One clear, cold morning, while we were yet running away from the Cape, a raw boned, crack-pated Down Easter, belonging to the Waist, made his appearance at the mast, dolefully exhibiting a blackened tin pan, bearing a few crusty traces of some sort of a sea-pie, which had been cooked in it.
“Well, sir, what now?” said the Lieutenant of the Deck, advancing.
“They stole it, sir; all my nice dunderfunk, sir; they did, sir,” whined the Down Easter, ruefully holding up his pan.
“Stole your dunderfunk! what’s that?”
“Dunderfunk, sir, dunderfunk; a cruel nice dish as ever man put into him.”
“Speak out, sir; what’s the matter?”
“My dunderfunk, sir—as elegant a dish of dunderfunk as you ever see, sir—they stole it, sir!”
“Go forward, you rascal!” cried the Lieutenant, in a towering rage, “or else stop your whining. Tell me, what’s the matter?”
“Why, sir, them ’ere two fellows, Dobs and Hodnose, stole my dunderfunk.”
“Once more, sir, I ask what that dundledunk is? Speak!”
“As cruel a nice——”
“Be off, sir! sheer!” and muttering something about non compos mentis, the Lieutenant stalked away; while the Down Easter beat a melancholy retreat, holding up his pan like a tambourine, and making dolorous music on it as he went.
“Where are you going with that tear in your eye, like a travelling rat?” cried a top-man.
“Oh! he’s going home to Down East,” said another; “so far eastward, you know, shippy, that they have to pry up the sun with a handspike.”
To make this anecdote plainer, be it said that, at sea, the monotonous round of salt beef and pork at the messes of the sailors—where but very few of the varieties of the season are to be found—induces them to adopt many contrivances in order to diversify their meals. Hence the various sea-rolls, made dishes, and Mediterranean pies, well known by men-of-war’s-men—Scouse, Lob-scouse, Soft-Tack, Soft-Tommy, Skillagalee, Burgoo, Dough-boys, Lob-Dominion, Dog’s-Body, and lastly, and least known, Dunderfunk; all of which come under the general denomination of Manavalins.

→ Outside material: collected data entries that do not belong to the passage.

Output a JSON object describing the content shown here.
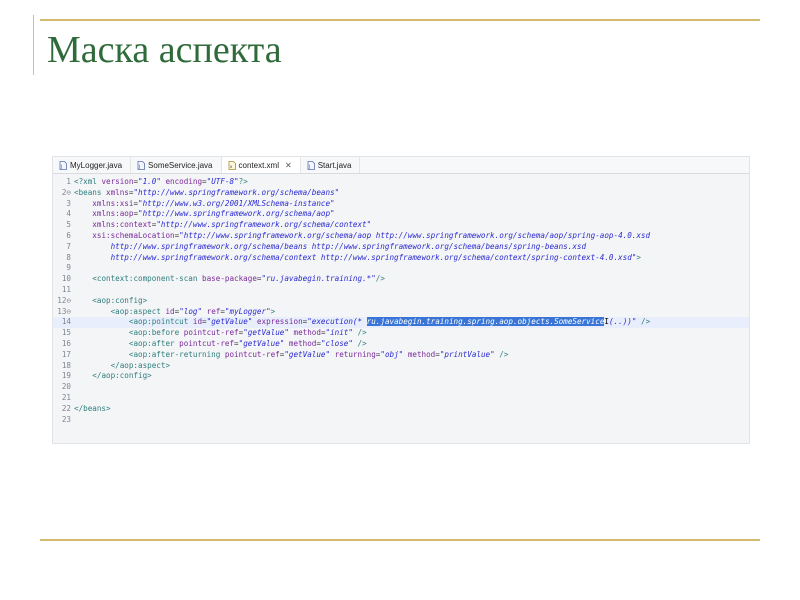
{
  "slide": {
    "title": "Маска аспекта"
  },
  "editor": {
    "tabs": [
      {
        "label": "MyLogger.java",
        "icon": "java-file-icon",
        "active": false,
        "closable": false
      },
      {
        "label": "SomeService.java",
        "icon": "java-file-icon",
        "active": false,
        "closable": false
      },
      {
        "label": "context.xml",
        "icon": "xml-file-icon",
        "active": true,
        "closable": true,
        "close": "✕"
      },
      {
        "label": "Start.java",
        "icon": "java-file-icon",
        "active": false,
        "closable": false
      }
    ],
    "lines": [
      {
        "n": "1",
        "fold": "",
        "segs": [
          [
            "tag",
            "<?xml "
          ],
          [
            "attr",
            "version"
          ],
          [
            "txt",
            "="
          ],
          [
            "val",
            "\"1.0\""
          ],
          [
            "txt",
            " "
          ],
          [
            "attr",
            "encoding"
          ],
          [
            "txt",
            "="
          ],
          [
            "val",
            "\"UTF-8\""
          ],
          [
            "tag",
            "?>"
          ]
        ]
      },
      {
        "n": "2",
        "fold": "⊖",
        "segs": [
          [
            "tag",
            "<beans "
          ],
          [
            "attr",
            "xmlns"
          ],
          [
            "txt",
            "="
          ],
          [
            "val",
            "\"http://www.springframework.org/schema/beans\""
          ]
        ]
      },
      {
        "n": "3",
        "fold": "",
        "segs": [
          [
            "txt",
            "    "
          ],
          [
            "attr",
            "xmlns:xsi"
          ],
          [
            "txt",
            "="
          ],
          [
            "val",
            "\"http://www.w3.org/2001/XMLSchema-instance\""
          ]
        ]
      },
      {
        "n": "4",
        "fold": "",
        "segs": [
          [
            "txt",
            "    "
          ],
          [
            "attr",
            "xmlns:aop"
          ],
          [
            "txt",
            "="
          ],
          [
            "val",
            "\"http://www.springframework.org/schema/aop\""
          ]
        ]
      },
      {
        "n": "5",
        "fold": "",
        "segs": [
          [
            "txt",
            "    "
          ],
          [
            "attr",
            "xmlns:context"
          ],
          [
            "txt",
            "="
          ],
          [
            "val",
            "\"http://www.springframework.org/schema/context\""
          ]
        ]
      },
      {
        "n": "6",
        "fold": "",
        "segs": [
          [
            "txt",
            "    "
          ],
          [
            "attr",
            "xsi:schemaLocation"
          ],
          [
            "txt",
            "="
          ],
          [
            "val",
            "\"http://www.springframework.org/schema/aop http://www.springframework.org/schema/aop/spring-aop-4.0.xsd"
          ]
        ]
      },
      {
        "n": "7",
        "fold": "",
        "segs": [
          [
            "val",
            "        http://www.springframework.org/schema/beans http://www.springframework.org/schema/beans/spring-beans.xsd"
          ]
        ]
      },
      {
        "n": "8",
        "fold": "",
        "segs": [
          [
            "val",
            "        http://www.springframework.org/schema/context http://www.springframework.org/schema/context/spring-context-4.0.xsd\""
          ],
          [
            "tag",
            ">"
          ]
        ]
      },
      {
        "n": "9",
        "fold": "",
        "segs": []
      },
      {
        "n": "10",
        "fold": "",
        "segs": [
          [
            "txt",
            "    "
          ],
          [
            "tag",
            "<context:component-scan "
          ],
          [
            "attr",
            "base-package"
          ],
          [
            "txt",
            "="
          ],
          [
            "val",
            "\"ru.javabegin.training.*\""
          ],
          [
            "tag",
            "/>"
          ]
        ]
      },
      {
        "n": "11",
        "fold": "",
        "segs": []
      },
      {
        "n": "12",
        "fold": "⊖",
        "segs": [
          [
            "txt",
            "    "
          ],
          [
            "tag",
            "<aop:config>"
          ]
        ]
      },
      {
        "n": "13",
        "fold": "⊖",
        "segs": [
          [
            "txt",
            "        "
          ],
          [
            "tag",
            "<aop:aspect "
          ],
          [
            "attr",
            "id"
          ],
          [
            "txt",
            "="
          ],
          [
            "val",
            "\"log\""
          ],
          [
            "txt",
            " "
          ],
          [
            "attr",
            "ref"
          ],
          [
            "txt",
            "="
          ],
          [
            "val",
            "\"myLogger\""
          ],
          [
            "tag",
            ">"
          ]
        ]
      },
      {
        "n": "14",
        "fold": "",
        "current": true,
        "segs": [
          [
            "txt",
            "            "
          ],
          [
            "tag",
            "<aop:pointcut "
          ],
          [
            "attr",
            "id"
          ],
          [
            "txt",
            "="
          ],
          [
            "val",
            "\"getValue\""
          ],
          [
            "txt",
            " "
          ],
          [
            "attr",
            "expression"
          ],
          [
            "txt",
            "="
          ],
          [
            "val",
            "\"execution(* "
          ],
          [
            "sel",
            "ru.javabegin.training.spring.aop.objects.SomeService"
          ],
          [
            "cursor",
            "I"
          ],
          [
            "val",
            "(..))\""
          ],
          [
            "tag",
            " />"
          ]
        ]
      },
      {
        "n": "15",
        "fold": "",
        "segs": [
          [
            "txt",
            "            "
          ],
          [
            "tag",
            "<aop:before "
          ],
          [
            "attr",
            "pointcut-ref"
          ],
          [
            "txt",
            "="
          ],
          [
            "val",
            "\"getValue\""
          ],
          [
            "txt",
            " "
          ],
          [
            "attr",
            "method"
          ],
          [
            "txt",
            "="
          ],
          [
            "val",
            "\"init\""
          ],
          [
            "tag",
            " />"
          ]
        ]
      },
      {
        "n": "16",
        "fold": "",
        "segs": [
          [
            "txt",
            "            "
          ],
          [
            "tag",
            "<aop:after "
          ],
          [
            "attr",
            "pointcut-ref"
          ],
          [
            "txt",
            "="
          ],
          [
            "val",
            "\"getValue\""
          ],
          [
            "txt",
            " "
          ],
          [
            "attr",
            "method"
          ],
          [
            "txt",
            "="
          ],
          [
            "val",
            "\"close\""
          ],
          [
            "tag",
            " />"
          ]
        ]
      },
      {
        "n": "17",
        "fold": "",
        "segs": [
          [
            "txt",
            "            "
          ],
          [
            "tag",
            "<aop:after-returning "
          ],
          [
            "attr",
            "pointcut-ref"
          ],
          [
            "txt",
            "="
          ],
          [
            "val",
            "\"getValue\""
          ],
          [
            "txt",
            " "
          ],
          [
            "attr",
            "returning"
          ],
          [
            "txt",
            "="
          ],
          [
            "val",
            "\"obj\""
          ],
          [
            "txt",
            " "
          ],
          [
            "attr",
            "method"
          ],
          [
            "txt",
            "="
          ],
          [
            "val",
            "\"printValue\""
          ],
          [
            "tag",
            " />"
          ]
        ]
      },
      {
        "n": "18",
        "fold": "",
        "segs": [
          [
            "txt",
            "        "
          ],
          [
            "tag",
            "</aop:aspect>"
          ]
        ]
      },
      {
        "n": "19",
        "fold": "",
        "segs": [
          [
            "txt",
            "    "
          ],
          [
            "tag",
            "</aop:config>"
          ]
        ]
      },
      {
        "n": "20",
        "fold": "",
        "segs": []
      },
      {
        "n": "21",
        "fold": "",
        "segs": []
      },
      {
        "n": "22",
        "fold": "",
        "segs": [
          [
            "tag",
            "</beans>"
          ]
        ]
      },
      {
        "n": "23",
        "fold": "",
        "segs": []
      }
    ]
  },
  "colors": {
    "title": "#2f6b3a",
    "rule": "#d7b96b",
    "selection": "#3875d7"
  }
}
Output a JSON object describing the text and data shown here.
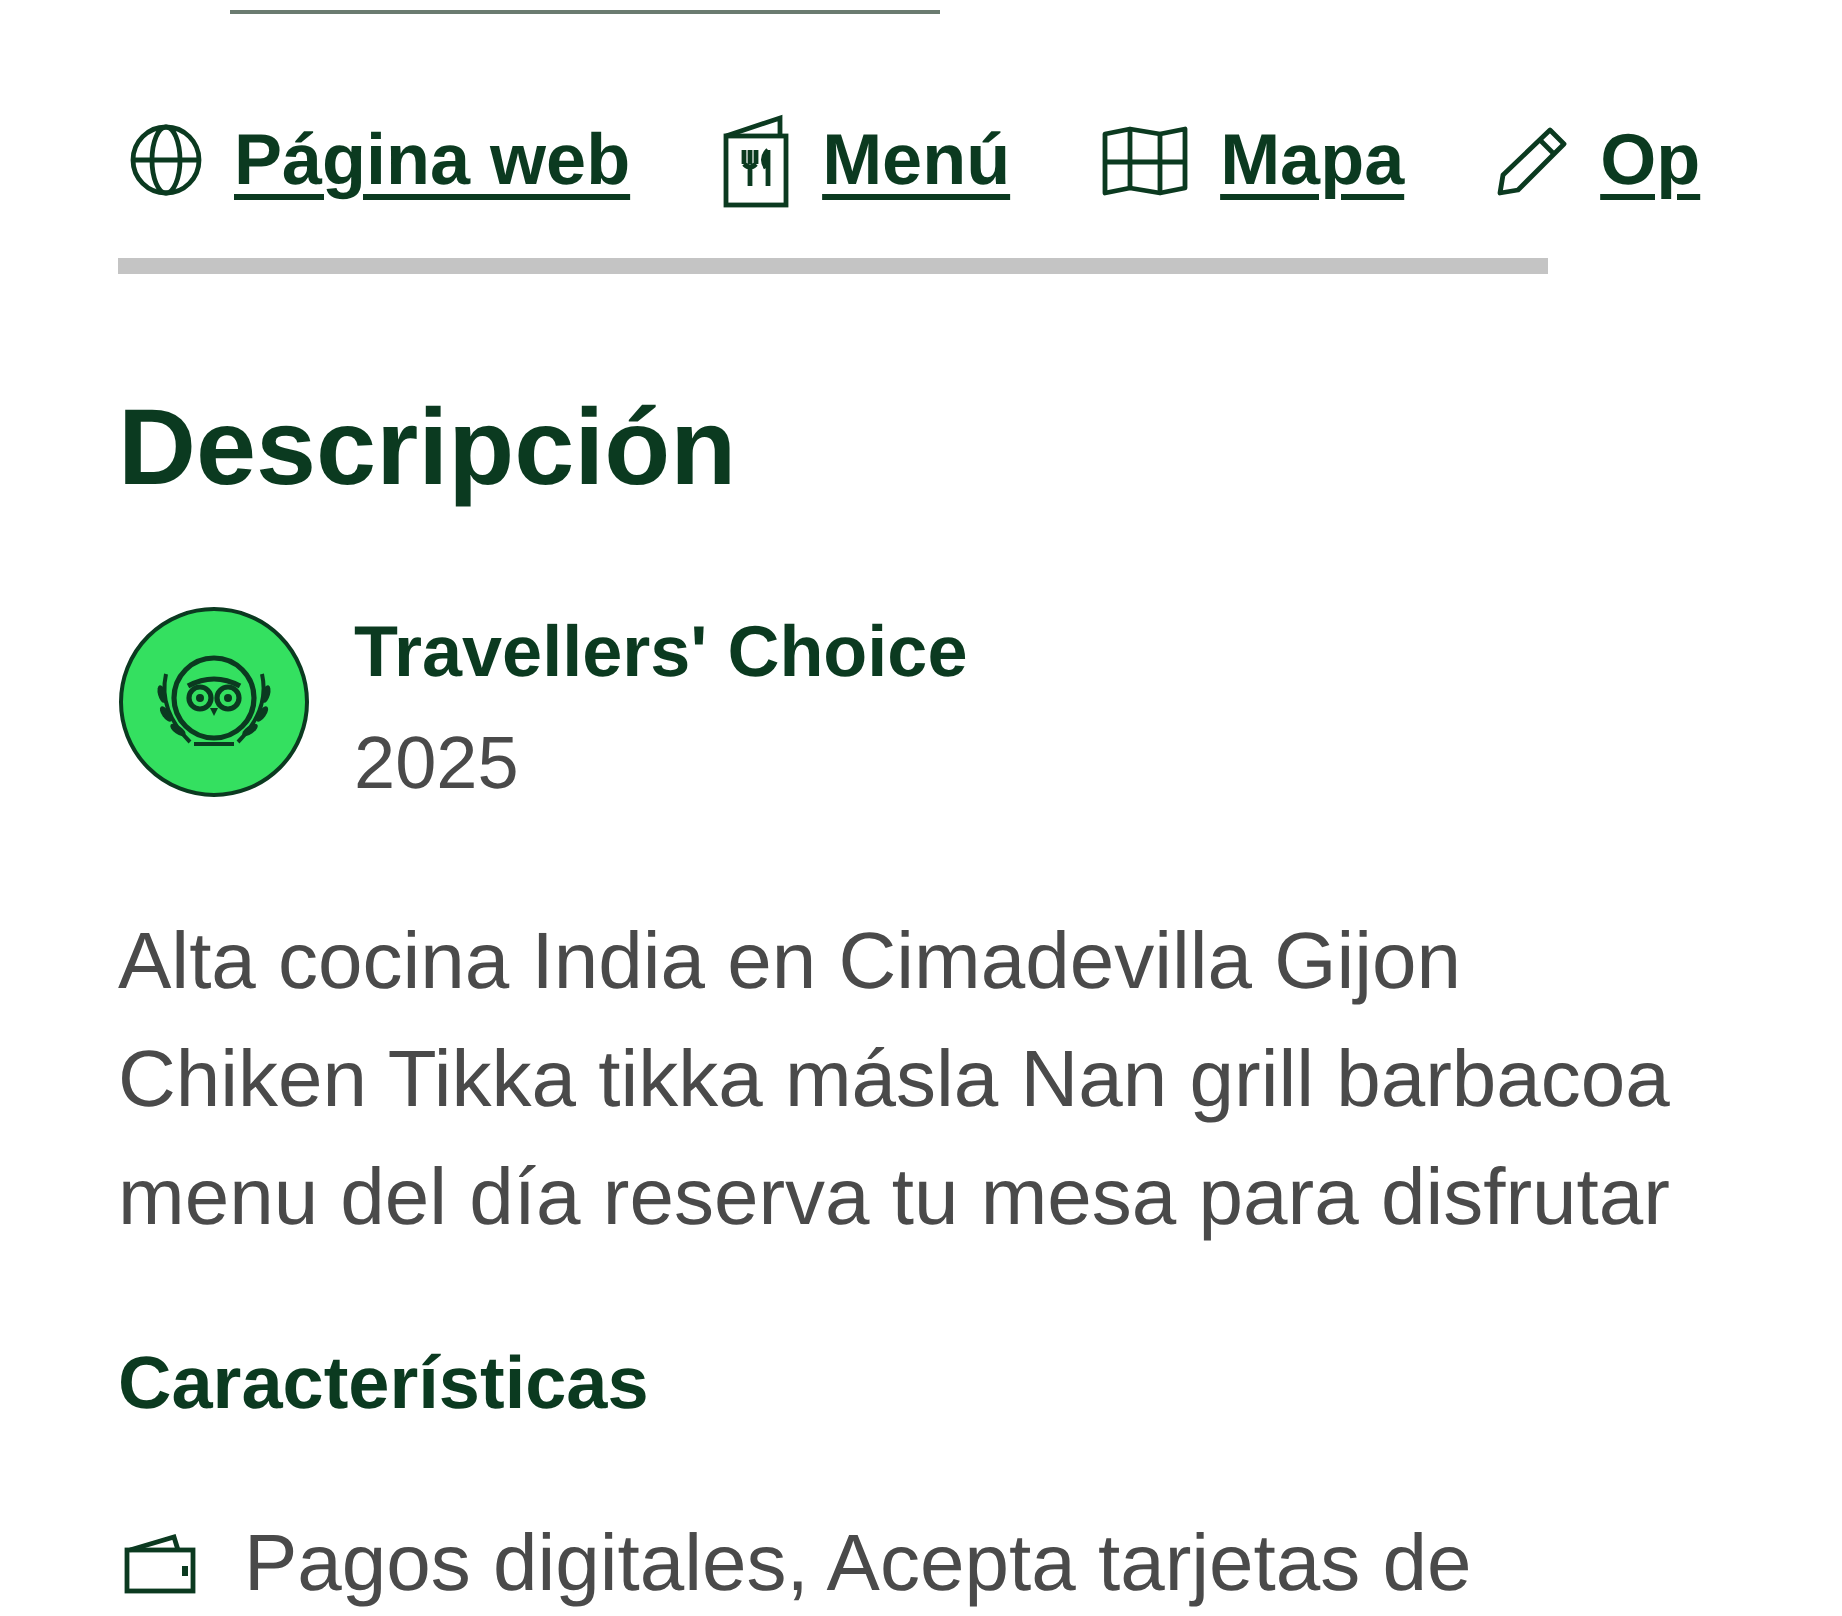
{
  "links": [
    {
      "kind": "globe",
      "label": "Página web"
    },
    {
      "kind": "menu",
      "label": "Menú"
    },
    {
      "kind": "map",
      "label": "Mapa"
    },
    {
      "kind": "pencil",
      "label": "Op"
    }
  ],
  "description": {
    "title": "Descripción",
    "award": {
      "name": "Travellers' Choice",
      "year": "2025"
    },
    "text": "Alta cocina India en Cimadevilla Gijon\nChiken Tikka tikka másla Nan grill barbacoa\nmenu del día reserva tu mesa para disfrutar"
  },
  "features": {
    "title": "Características",
    "items": [
      {
        "kind": "wallet",
        "text": "Pagos digitales, Acepta tarjetas de"
      }
    ]
  }
}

Dunderfunk is made of hard biscuit, hashed and pounded, mixed with beef fat, molasses, and water, and baked brown in a pan. And to those who are beyond all reach of shore delicacies, this dunderfunk, in the feeling language of the Down Easter, is certainly “a cruel nice dish.”
Now the only way that a sailor, after preparing his dunderfunk, could get it cooked on board the Neversink, was by slily going to Old Coffee, the ship’s cook, and bribing him to put it into his oven. And as some such dishes or other are well known to be all the time in the oven, a set of unprincipled gourmands are constantly on the look-out for the chance of stealing them. Generally, two or three league together, and while one engages Old Coffee in some interesting conversation touching his wife and family at home, another snatches the first thing he can lay hands on in the oven, and rapidly passes it to the third man, who at his earliest leisure disappears with it.
In this manner had the Down Easter lost his precious pie, and afterward found the empty pan knocking about the forecastle.